Nell’esordio con Storytellers già Alessandrini creava un immaginario sonoro in cui la musica raccontava personaggi dimenticati della Seconda Guerra Mondiale, fra mito e leggenda. Erano storie di strada, protagonisti con nomi pittoreschi, e poi è uscito Mania Hotel (2021) dedicato al tema della follia. Come se la parola scritta entrasse sempre nella musica: «Faccio prima delle ricerche, raccogliendo varie storie realmente accadute e infine faccio una cernita, scegliendo quelle più adatte. La musica in alcuni casi viene prima, ma una volta che decido su che storia utilizzarla, cambio molti aspetti della composizione, come per preparare un abito su misura».

Il sassofonista e il suo ensemble alla Casa del jazz di Roma, foto di Riccardo Musacchio

Circe chiude la trilogia che incrocia temi diversi, il filo che lega questi tre album è l’umanità. Come afferma Alessandrini: «Il punto centrale dei tre album è l’essere umano e le criticità del suo stare al mondo. Il contenuto dei miei dischi è fondamentalmente la fotografia dei tanti interrogativi che mi pongo riguardo la condizione della nostra società. Come se volessi parlarne con l’ascoltatore».

Nel mercato musicale l’idea dell’album sta sparendo perché non c’è più tempo per ascoltare. Si tende ad assecondare totalmente il fruitore, anziché stimolarlo

Essendo un concept album il disco va ascoltato dal principio alla fine. Chiediamo però, se dei 13 pezzi si dovesse sceglierne tre che in qualche modo descrivano l’andamento del disco, quali sceglierebbe?

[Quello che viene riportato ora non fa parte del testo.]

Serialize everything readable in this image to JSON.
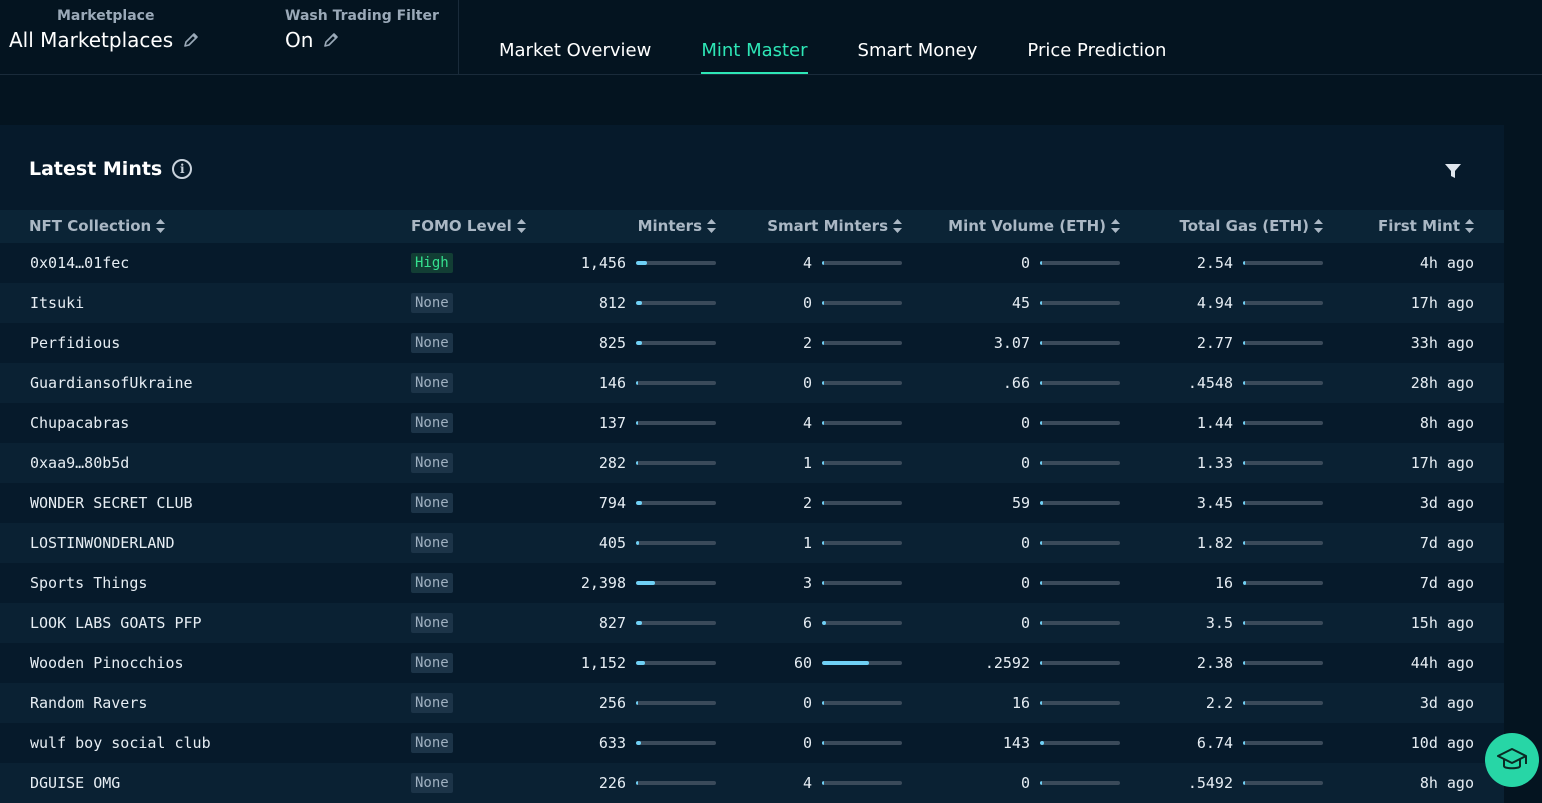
{
  "header": {
    "marketplace_label": "Marketplace",
    "marketplace_value": "All Marketplaces",
    "wash_label": "Wash Trading Filter",
    "wash_value": "On",
    "tabs": [
      "Market Overview",
      "Mint Master",
      "Smart Money",
      "Price Prediction"
    ],
    "active_tab": "Mint Master"
  },
  "card": {
    "title": "Latest Mints"
  },
  "table": {
    "columns": [
      "NFT Collection",
      "FOMO Level",
      "Minters",
      "Smart Minters",
      "Mint Volume (ETH)",
      "Total Gas (ETH)",
      "First Mint"
    ],
    "rows": [
      {
        "name": "0x014…01fec",
        "fomo": "High",
        "minters": "1,456",
        "minters_frac": 0.14,
        "smart": "4",
        "smart_frac": 0.03,
        "volume": "0",
        "volume_frac": 0,
        "gas": "2.54",
        "gas_frac": 0.01,
        "first": "4h ago"
      },
      {
        "name": "Itsuki",
        "fomo": "None",
        "minters": "812",
        "minters_frac": 0.08,
        "smart": "0",
        "smart_frac": 0,
        "volume": "45",
        "volume_frac": 0.03,
        "gas": "4.94",
        "gas_frac": 0.02,
        "first": "17h ago"
      },
      {
        "name": "Perfidious",
        "fomo": "None",
        "minters": "825",
        "minters_frac": 0.08,
        "smart": "2",
        "smart_frac": 0.02,
        "volume": "3.07",
        "volume_frac": 0.005,
        "gas": "2.77",
        "gas_frac": 0.01,
        "first": "33h ago"
      },
      {
        "name": "GuardiansofUkraine",
        "fomo": "None",
        "minters": "146",
        "minters_frac": 0.015,
        "smart": "0",
        "smart_frac": 0,
        "volume": ".66",
        "volume_frac": 0.002,
        "gas": ".4548",
        "gas_frac": 0.002,
        "first": "28h ago"
      },
      {
        "name": "Chupacabras",
        "fomo": "None",
        "minters": "137",
        "minters_frac": 0.015,
        "smart": "4",
        "smart_frac": 0.03,
        "volume": "0",
        "volume_frac": 0,
        "gas": "1.44",
        "gas_frac": 0.005,
        "first": "8h ago"
      },
      {
        "name": "0xaa9…80b5d",
        "fomo": "None",
        "minters": "282",
        "minters_frac": 0.03,
        "smart": "1",
        "smart_frac": 0.01,
        "volume": "0",
        "volume_frac": 0,
        "gas": "1.33",
        "gas_frac": 0.005,
        "first": "17h ago"
      },
      {
        "name": "WONDER SECRET CLUB",
        "fomo": "None",
        "minters": "794",
        "minters_frac": 0.08,
        "smart": "2",
        "smart_frac": 0.02,
        "volume": "59",
        "volume_frac": 0.035,
        "gas": "3.45",
        "gas_frac": 0.015,
        "first": "3d ago"
      },
      {
        "name": "LOSTINWONDERLAND",
        "fomo": "None",
        "minters": "405",
        "minters_frac": 0.04,
        "smart": "1",
        "smart_frac": 0.01,
        "volume": "0",
        "volume_frac": 0,
        "gas": "1.82",
        "gas_frac": 0.007,
        "first": "7d ago"
      },
      {
        "name": "Sports Things",
        "fomo": "None",
        "minters": "2,398",
        "minters_frac": 0.24,
        "smart": "3",
        "smart_frac": 0.025,
        "volume": "0",
        "volume_frac": 0,
        "gas": "16",
        "gas_frac": 0.04,
        "first": "7d ago"
      },
      {
        "name": "LOOK LABS GOATS PFP",
        "fomo": "None",
        "minters": "827",
        "minters_frac": 0.08,
        "smart": "6",
        "smart_frac": 0.05,
        "volume": "0",
        "volume_frac": 0,
        "gas": "3.5",
        "gas_frac": 0.014,
        "first": "15h ago"
      },
      {
        "name": "Wooden Pinocchios",
        "fomo": "None",
        "minters": "1,152",
        "minters_frac": 0.115,
        "smart": "60",
        "smart_frac": 0.59,
        "volume": ".2592",
        "volume_frac": 0.001,
        "gas": "2.38",
        "gas_frac": 0.01,
        "first": "44h ago"
      },
      {
        "name": "Random Ravers",
        "fomo": "None",
        "minters": "256",
        "minters_frac": 0.025,
        "smart": "0",
        "smart_frac": 0,
        "volume": "16",
        "volume_frac": 0.015,
        "gas": "2.2",
        "gas_frac": 0.009,
        "first": "3d ago"
      },
      {
        "name": "wulf boy social club",
        "fomo": "None",
        "minters": "633",
        "minters_frac": 0.065,
        "smart": "0",
        "smart_frac": 0,
        "volume": "143",
        "volume_frac": 0.05,
        "gas": "6.74",
        "gas_frac": 0.025,
        "first": "10d ago"
      },
      {
        "name": "DGUISE OMG",
        "fomo": "None",
        "minters": "226",
        "minters_frac": 0.023,
        "smart": "4",
        "smart_frac": 0.03,
        "volume": "0",
        "volume_frac": 0,
        "gas": ".5492",
        "gas_frac": 0.002,
        "first": "8h ago"
      }
    ]
  },
  "colors": {
    "accent": "#2ee6b6",
    "bar_fill": "#6fd0f5",
    "high_text": "#35e08f",
    "fab": "#27d6a6"
  },
  "icons": [
    "pencil-icon",
    "info-icon",
    "filter-icon",
    "sort-icon",
    "graduation-cap-icon"
  ]
}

«Domanda difficile, il brano Circe che apre il disco perde il suo senso se ascoltato singolarmente. Ricordo in studio registrazione le facce attonite dei fonici, non capivano il brano avendo ascoltato solo quello. Poi si ricrederono. Sono molto affezionato a Xopeìa. Leone, un brano senza tema, centrato sul groove ciclico, che iniziai a scrivere durante una residenza al Cairo. Come secondo brano scelgo Canto della cerva, una canzone popolare che racchiude molto il senso dell’album. Infine Epilogo. Ulisse, che è al momento il mio brano preferito tra tutti quelli che ho scritto. Penso che riesca a dare all’ascoltatore i mezzi per creare un immaginario, senza bisogno di sapere nulla sul disco. Aprire a delle visioni e portare in mondi differenti, credo sia lo scopo di tutte le composizioni».

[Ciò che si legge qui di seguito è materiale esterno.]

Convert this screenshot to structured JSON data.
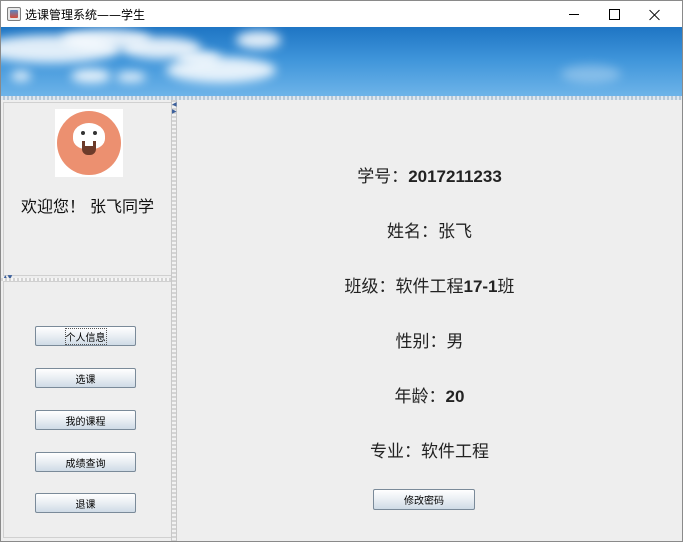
{
  "window": {
    "title": "选课管理系统——学生",
    "icon": "java-cup-icon",
    "controls": [
      "minimize-icon",
      "maximize-icon",
      "close-icon"
    ]
  },
  "banner": {
    "image": "sky-clouds"
  },
  "sidebar": {
    "avatar": "cartoon-avatar",
    "welcome": "欢迎您！ 张飞同学",
    "buttons": [
      {
        "label": "个人信息",
        "focused": true
      },
      {
        "label": "选课"
      },
      {
        "label": "我的课程"
      },
      {
        "label": "成绩查询"
      },
      {
        "label": "退课"
      }
    ]
  },
  "profile": {
    "student_id": {
      "label": "学号：",
      "value": "2017211233"
    },
    "name": {
      "label": "姓名：",
      "value": "张飞"
    },
    "class": {
      "label": "班级：",
      "value_prefix": "软件工程",
      "value_num": "17-1",
      "value_suffix": "班"
    },
    "gender": {
      "label": "性别：",
      "value": "男"
    },
    "age": {
      "label": "年龄：",
      "value": "20"
    },
    "major": {
      "label": "专业：",
      "value": "软件工程"
    },
    "change_password": "修改密码"
  }
}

A OGNUNO dei musicisti Alessandrini ha assegnato un animale, vitello, cavallo, leone, a Laura Giavon (voce) ovviamente Circe. Una ipotetica corrispondenza fra strumenti e rappresentazione: «Ho usato approcci differenti con ogni “animale”. Laura Giavon un giorno mi portò un libro sul significato degli animali e dei loro nomi, che mi ispirò tantissimo. Da lì iniziai ad assegnare i vari strumenti, trovando similitudini con il concetto che nasconde ogni bestia, piuttosto che con la stazza o il verso che emette. Conoscendo molto bene quasi tutti i musicisti, mi sono concentrato sulle personalità, più che al suono dello strumento, e ho assegnato i ruoli basandomi su questo parametro». In concerto il gruppo promette di restituire l’aspetto più narrativo: «Con l’aiuto delle luci, dell’abbigliamento colorato, trucco e accessori di scena contemporanei, con richiami però all’antica Grecia. C’è da dire che l’impatto di dodici elementi su un palco non è cosa da poco. Essendo una formazione grande, soprattutto con la crisi degli ultimi anni, ha difficoltà ad esibirsi dal vivo, ma manteniamo il punto e resistiamo».